Ce vivant superflu des temps modernes, c’est aussi Charlot, d’où l’intériorité du rire empathique, douloureux, qu’il provoque. Marx n’a-t-il pas défini le prolétaire comme « travailleur libre », libre au sens de disponible sur le marché, sous forme d’armée de réserve ou de flux migratoire, livré aux flux des capitaux ? Dans le même entretien, Tarkos définissait la « poésie faciale » comme « quelque chose qui serait de face, et qui n’aurait d’autre valeur que sa valeur faciale », c’est-à-dire « la valeur qu’il y a sur le billet de banque. Il n’y a pas d’autre valeur, c’est comme une valeur… nominale. Voilà, c’est juste ce qui est écrit, signé sur le papier, et il n’y a pas d’autre valeur derrière, il n’y a rien à creuser ».
Pas d’autre signifié que le signifiant ? L’argent n’a de valeur que faciale, support de cette relation de domination et d’échange dont on fait des contrats léonins. De même, « ça veut vraiment rien dire un mot tout seul », il lui faut un groupe et un contexte, « les expressions qu’on utilise tout le temps, le sens qu’elles ont c’est lié aux relations qu’on a entre nous ».
Tarkos se définissait volontiers comme « ensemblier ». Cette activité, serrer dans des sacs, est en rapport avec la topologie de Patmot, avec la géométrie des feuilles de caoutchouc, comparables au langage comme continuum, qui forment les pneus, gonflables comme des poumons à paroles, et en rapport avec un morphisme linguistique et philosophique, immanentiste, relativiste et matérialiste : tout se tient dans des tissus denses de relations. Impossible de se perdre : on est obligé de dire tout ce qu’on est. Qu’on pince n’importe où, la pâte suit. Tarkos n’envisage la poésie « ni comme un mini-canton de l’univers créatif, ni comme origine, recommencement et invention d’un monde à partir de rien. Elle est le nom, plus ou moins arbitraire, qui dénote ce point où les régions du discours peuvent être ressaisies. Prenez une nappe, posez-la sur la table, semez des agglomérats, nommez-les. Cela donne une carte ou un territoire. Maintenant, pincez un point de la nappe, n’importe lequel, et tirez vers le haut, angle quelconque. En entier, le territoire se plisse et réagence, des chemins et des arêtes s’esquissent, des trous, des nœuds, des itinéraires apparaissent. Tout un voyage. Du nouveau ? Oui, mais à partir de ce qui était déjà là ».

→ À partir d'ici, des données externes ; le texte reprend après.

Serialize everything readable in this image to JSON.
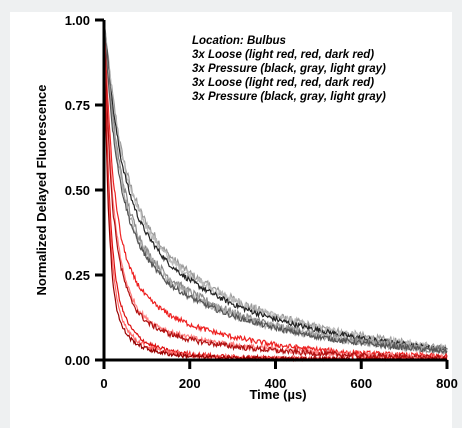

Les mots et l’argent, ironiquement qualifié de « sublime », de même que « la drogue est bonne », dans une société shootée à la croissance (à l’accumulation), c’est d’ailleurs la même came, la même merde, circulent des yeux à la peau, de la bouche aux dents de « merde très dure » (certainement les dents d’Ubu), des mains à la cervelle « plissée… dense… très serrée… », du jus marron coulant dans les veines au cœur d’un « bonhomme de merde » rencontré avant de disparaître totalement dans un bruit de pétard… allumé par le poète performeur. « C’est pas possible qu’un tel homme existe », lit-on dans une autre transcription. Et pourtant « on est dans la merde », et tout est « complètement collé ». D’où l’ironie, pour en décoller ? Car il le disait au début du Manifeste chou, et il le dit encore à ceux qu’il garde sur ses traces : « Cela ne peut plus durer ».